Fragment
Het was op de laatste dag van april dat mijn angstig vermoeden bewaarheid werd. Het was een vreemde nacht geweest met verre, onheilspellende geluiden en in de ochtend was het Fort en de omgeving in een dichte mist gehuld. Maar toen eenmaal de zon doorbrak en de mist was opgetrokken, was op zee een vloot van honderden jonken te zien. Koxinga was zijn invasie begonnen! Ik liet groot alarm slaan, ik stuurde ruiters naar Provintia en naar de stad om de Nederlandse bewoners aan te zeggen onverwijld naar Fort Zeelandia te komen, gestrafte soldaten werden vrijgelaten om weer bij hun eenheid geplaatst te worden en ik liet de voorraden uit de stad Zeelandia naar het Kasteel brengen. De meeste Chinese bewoners van de stad waren al halsoverkop met hun bezittingen naar het binnenland op weg en deze stroom vluchtelingen kon door onze soldaten niet meer worden tegengehouden.
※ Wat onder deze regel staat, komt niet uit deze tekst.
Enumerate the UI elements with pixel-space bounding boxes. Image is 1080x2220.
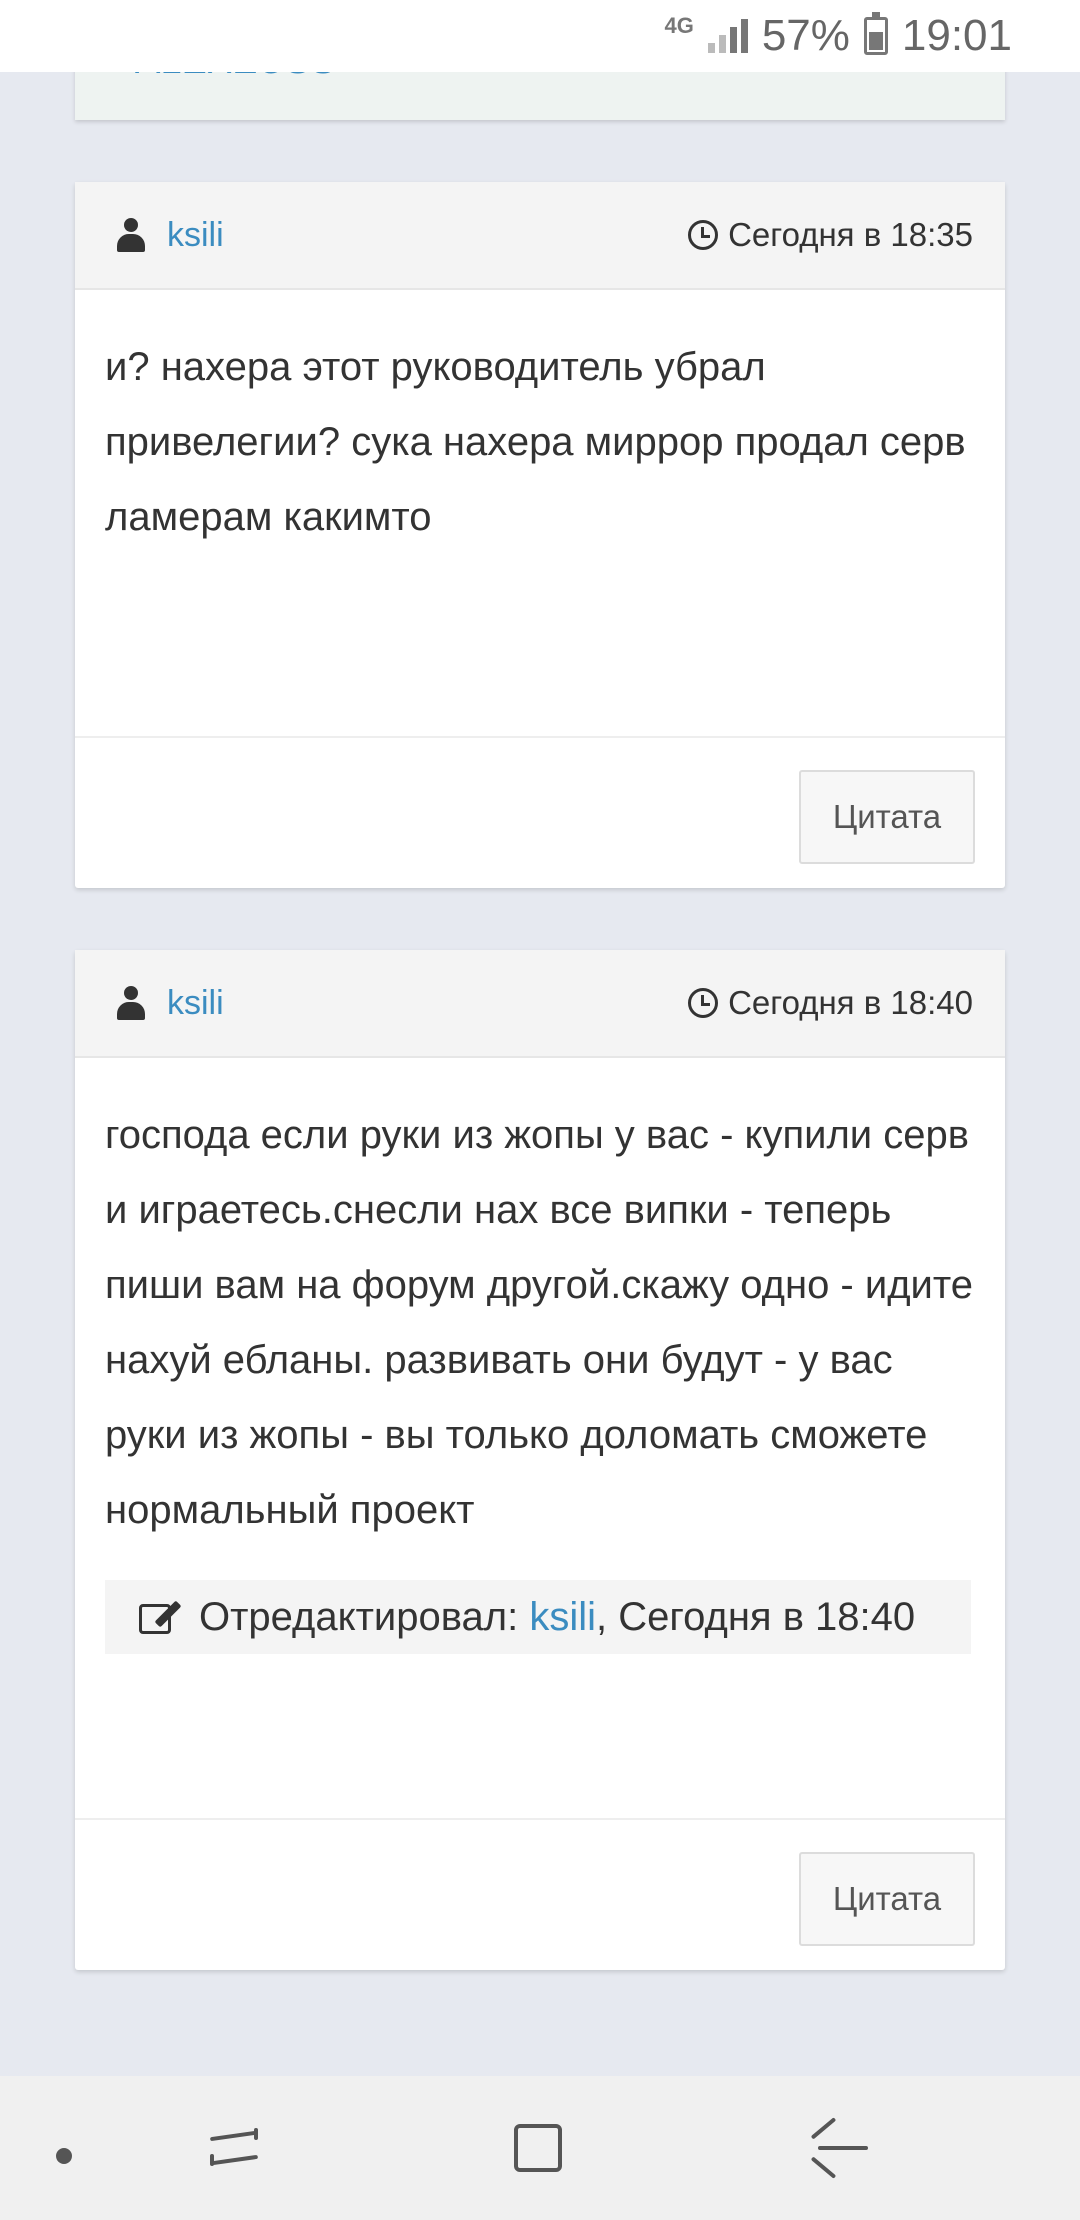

Maar het ergste was dat Koxinga kans had gezien om met zijn jonken de lagune in te varen via het verder noordelijk gelegen 'Hertenoorgat' en dus buiten het bereik van ons geschut. Later begreep ik dat hij slim gebruik had gemaakt van hoogwater waardoor zelfs zijn grootste jonken die vaargeul konden passeren. Duizenden manschappen kon hij zo de baai in brengen en verderop aan land zetten.